This past Saturday, a group of activists circled Chicago’s City Hall carrying an empty black casket to protest the shooting of Laquan McDonald by Chicago cops; the latest in a string of protests that have shut down the streets of the city since dashcam video of the shooting was made public last week.
17-year-old McDonald was shot by Officer Jason Van Dyke in October of 2014 after police found the teen, reportedly high on PCP, walking the streets at night with a 4-inch knife. According to the official police report, McDonald lunged at Van Dyke with the knife, who fired in self-defense, shooting the teen once in the chest.
A month later, the story was fading from public memory, until a whistleblower from the city government told journalist Jamie Kalven and attorney Craig Futterman that McDonald’s death “wasn’t being vigorously investigated,” and that cops possessed a “horrific” video of the shooting. This video was finally released 13 months after the shooting, thanks to a Freedom of Information Act lawsuit filed in August by freelance journalist Brandon Smith.
The dashcam video clearly shows Van Dyke shooting McDonald as he walked away, contradicting the original story offered by the police. Further investigation uncovered the official autopsy report, which showed that McDonald was not shot once, but 16 times. The autopsy shows that the teen was shot in the head, chest, back, arms, and legs, a reality far removed from the single shot that police said killed him.

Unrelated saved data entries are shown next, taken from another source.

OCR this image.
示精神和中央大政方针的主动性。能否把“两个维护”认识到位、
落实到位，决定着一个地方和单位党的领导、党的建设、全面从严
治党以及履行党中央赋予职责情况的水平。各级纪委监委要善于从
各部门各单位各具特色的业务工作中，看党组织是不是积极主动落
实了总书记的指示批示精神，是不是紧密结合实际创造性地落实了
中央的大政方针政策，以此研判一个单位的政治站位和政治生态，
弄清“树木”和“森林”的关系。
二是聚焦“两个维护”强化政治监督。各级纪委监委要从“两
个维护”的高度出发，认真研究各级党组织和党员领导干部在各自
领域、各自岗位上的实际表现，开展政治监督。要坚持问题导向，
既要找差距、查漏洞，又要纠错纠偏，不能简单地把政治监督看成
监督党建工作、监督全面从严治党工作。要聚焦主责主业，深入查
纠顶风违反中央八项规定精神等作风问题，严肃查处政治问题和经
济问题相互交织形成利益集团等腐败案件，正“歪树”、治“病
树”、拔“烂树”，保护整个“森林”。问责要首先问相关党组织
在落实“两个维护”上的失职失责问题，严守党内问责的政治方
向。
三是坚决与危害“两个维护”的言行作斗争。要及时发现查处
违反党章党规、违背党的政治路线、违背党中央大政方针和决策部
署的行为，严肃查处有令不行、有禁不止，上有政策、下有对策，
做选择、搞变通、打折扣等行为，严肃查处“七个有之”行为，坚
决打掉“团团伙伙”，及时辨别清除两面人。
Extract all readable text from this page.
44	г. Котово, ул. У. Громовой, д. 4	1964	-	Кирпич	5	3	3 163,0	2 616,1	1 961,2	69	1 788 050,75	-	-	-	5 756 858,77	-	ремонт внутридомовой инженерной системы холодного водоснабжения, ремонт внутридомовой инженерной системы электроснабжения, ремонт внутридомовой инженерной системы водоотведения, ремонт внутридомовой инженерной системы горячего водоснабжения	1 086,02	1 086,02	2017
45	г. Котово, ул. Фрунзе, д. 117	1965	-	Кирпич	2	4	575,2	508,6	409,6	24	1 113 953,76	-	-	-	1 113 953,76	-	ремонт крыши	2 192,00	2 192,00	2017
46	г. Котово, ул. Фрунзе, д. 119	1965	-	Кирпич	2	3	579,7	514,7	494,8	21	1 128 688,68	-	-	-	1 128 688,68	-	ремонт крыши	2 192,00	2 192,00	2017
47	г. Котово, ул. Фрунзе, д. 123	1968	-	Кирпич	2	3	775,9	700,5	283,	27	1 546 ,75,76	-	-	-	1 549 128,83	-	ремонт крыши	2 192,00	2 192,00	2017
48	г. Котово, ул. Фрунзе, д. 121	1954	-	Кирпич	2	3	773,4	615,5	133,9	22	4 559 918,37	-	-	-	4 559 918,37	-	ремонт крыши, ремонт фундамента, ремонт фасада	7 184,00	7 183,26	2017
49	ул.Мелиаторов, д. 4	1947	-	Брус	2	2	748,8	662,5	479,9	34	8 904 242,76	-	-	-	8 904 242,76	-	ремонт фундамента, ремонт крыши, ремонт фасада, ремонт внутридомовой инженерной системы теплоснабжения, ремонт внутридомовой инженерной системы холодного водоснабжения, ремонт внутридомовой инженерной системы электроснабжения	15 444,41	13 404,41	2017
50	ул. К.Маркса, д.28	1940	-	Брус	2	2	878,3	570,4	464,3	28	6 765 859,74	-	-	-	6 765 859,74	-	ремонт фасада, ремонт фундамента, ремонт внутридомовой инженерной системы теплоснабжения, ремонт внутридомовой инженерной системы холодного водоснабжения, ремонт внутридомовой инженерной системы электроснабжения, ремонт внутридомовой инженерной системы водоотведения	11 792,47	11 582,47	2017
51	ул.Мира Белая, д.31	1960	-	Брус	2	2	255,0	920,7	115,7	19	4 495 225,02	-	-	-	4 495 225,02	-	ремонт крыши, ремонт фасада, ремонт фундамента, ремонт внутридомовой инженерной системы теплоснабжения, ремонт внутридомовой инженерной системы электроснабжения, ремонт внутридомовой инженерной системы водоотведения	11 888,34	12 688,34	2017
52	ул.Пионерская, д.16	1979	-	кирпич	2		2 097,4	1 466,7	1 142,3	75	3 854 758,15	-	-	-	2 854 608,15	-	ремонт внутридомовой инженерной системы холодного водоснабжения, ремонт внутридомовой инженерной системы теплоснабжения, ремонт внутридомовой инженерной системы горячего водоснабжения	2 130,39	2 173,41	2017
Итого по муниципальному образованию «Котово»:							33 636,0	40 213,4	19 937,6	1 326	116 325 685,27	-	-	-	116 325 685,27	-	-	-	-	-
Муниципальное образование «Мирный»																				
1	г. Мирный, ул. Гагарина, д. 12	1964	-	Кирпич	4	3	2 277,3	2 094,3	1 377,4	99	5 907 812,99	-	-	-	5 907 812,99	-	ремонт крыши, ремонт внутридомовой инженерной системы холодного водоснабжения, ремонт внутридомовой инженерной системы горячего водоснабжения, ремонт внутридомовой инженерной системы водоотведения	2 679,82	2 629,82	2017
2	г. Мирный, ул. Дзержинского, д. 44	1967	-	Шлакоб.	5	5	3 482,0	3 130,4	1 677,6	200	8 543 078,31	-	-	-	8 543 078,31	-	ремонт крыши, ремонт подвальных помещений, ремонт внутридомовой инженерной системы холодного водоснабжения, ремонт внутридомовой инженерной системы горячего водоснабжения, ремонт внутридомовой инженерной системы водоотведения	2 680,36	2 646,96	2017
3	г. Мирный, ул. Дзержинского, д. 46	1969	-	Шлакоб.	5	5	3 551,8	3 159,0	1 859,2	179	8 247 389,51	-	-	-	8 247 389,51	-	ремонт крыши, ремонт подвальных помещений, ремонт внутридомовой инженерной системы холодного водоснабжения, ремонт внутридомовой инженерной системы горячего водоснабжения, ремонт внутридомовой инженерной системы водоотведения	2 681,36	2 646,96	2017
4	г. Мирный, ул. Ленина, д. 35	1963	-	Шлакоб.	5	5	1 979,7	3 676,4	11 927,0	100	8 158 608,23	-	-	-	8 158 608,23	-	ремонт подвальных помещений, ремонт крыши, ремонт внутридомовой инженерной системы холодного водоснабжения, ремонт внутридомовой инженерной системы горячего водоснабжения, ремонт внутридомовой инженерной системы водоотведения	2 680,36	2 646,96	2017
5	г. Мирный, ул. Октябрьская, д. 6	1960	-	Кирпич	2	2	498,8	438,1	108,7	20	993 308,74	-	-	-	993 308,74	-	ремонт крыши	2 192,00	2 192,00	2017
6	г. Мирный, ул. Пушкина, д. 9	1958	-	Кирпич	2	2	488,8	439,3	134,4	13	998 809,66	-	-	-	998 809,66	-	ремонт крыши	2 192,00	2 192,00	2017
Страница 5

Although officials had possession of the video and the autopsy report within days of the shooting, no charges were filed against Van Dyke until the video was released this month. Attorneys for the McDonald family were able to view this evidence, and the City Council quickly approved a $5 million settlement for the family, on the condition that they keep the video confidential.
Allegations are now emerging that not only did the city fight to keep the video hidden, they actively attempted to cover up the shooting. “The real issue here is, this terrible thing happened, how did our governmental institutions respond?” Kalven said. “And from everything we’ve learned, compulsively at every level, from the cops on the scene to the highest levels of government, they responded by circling the wagons and by fabricating a narrative that they knew was completely false.”
Although the dashcam video clearly shows the shooting, the audio from the recording is missing, so that nothing said by cops on the scene can be heard. Police superintendent Garry McCarthy said that the audio should have been recorded, but “it doesn’t exist” due to “technical difficulties.” Police also released four more dashcam videos from other police cars on the scene, but the audio from each of these videos are also plagued by the same sort of “technical difficulties.”
Surveillance video from a nearby Burger King, which recorded some of the events of that night, also disappeared due to mysterious “technical difficulties.” On the night of the shooting, manager Jay Darshane allowed cops to view the surveillance video from the evening. The next day, when investigators from Chicago’s Independent Police Review Authority showed up to view the tapes, they found that seven different video files, containing a total of 86 minutes of footage, were all missing.
“The fact that the police entered the Burger King restaurant without a warrant or a subpoena, accessed the system upon demanding the password, and then left and that 86 minutes or so of video is missing from all 11 cameras is something that gave us a great deal of concern,” Michael Robbins, an attorney for the McDonald family, said. “There is no credible explanation for why this video is missing.”
Police Superintendent McCarthy said that allegations that cops erased the footage were “absolutely not true.” State’s Attorney Anita Alvarez said that “forensic testing” by city officials found that the evidence was not tampered with. Regardless, attorney Craig Futterman maintains that “the officer went into the Burger King, and he erased all seven of those files. The irony is, though, that the Burger King surveillance video was running while the officer erased them. And so there’s a videotape of the officer erasing the video.”
After the dashcam video was released, Mayor Rahm Emanuel held a press conference to discuss the shooting. “One individual needs to be held accountable,” he said, directing blame for the shooting solely at Van Dyke. Brandon Smith, whose lawsuit made the video public, was denied access to this conference, however. Forced to watch a video feed from outside City Hall, Smith found himself unable to ask the mayor hard questions about the shooting, including whether the city would take steps to “reform the wider culture of policing that leads to 300 shootings in 5 years.”
Kalven said that Emanuel’s “reframing” of the events of the shooting was “essentially false.” City officials “maintained a false narrative about those events, and they did it for a year, when it could have been corrected almost immediately,” he explained. “They spent a year stonewalling any calls for transparency, any information about the case.”
“This case shows the operation of the code of silence in the Chicago Police Department,” Futterman said. “From the very start, you have officers and detectives conspiring to cover up the story. The question is, why are they not being charged?”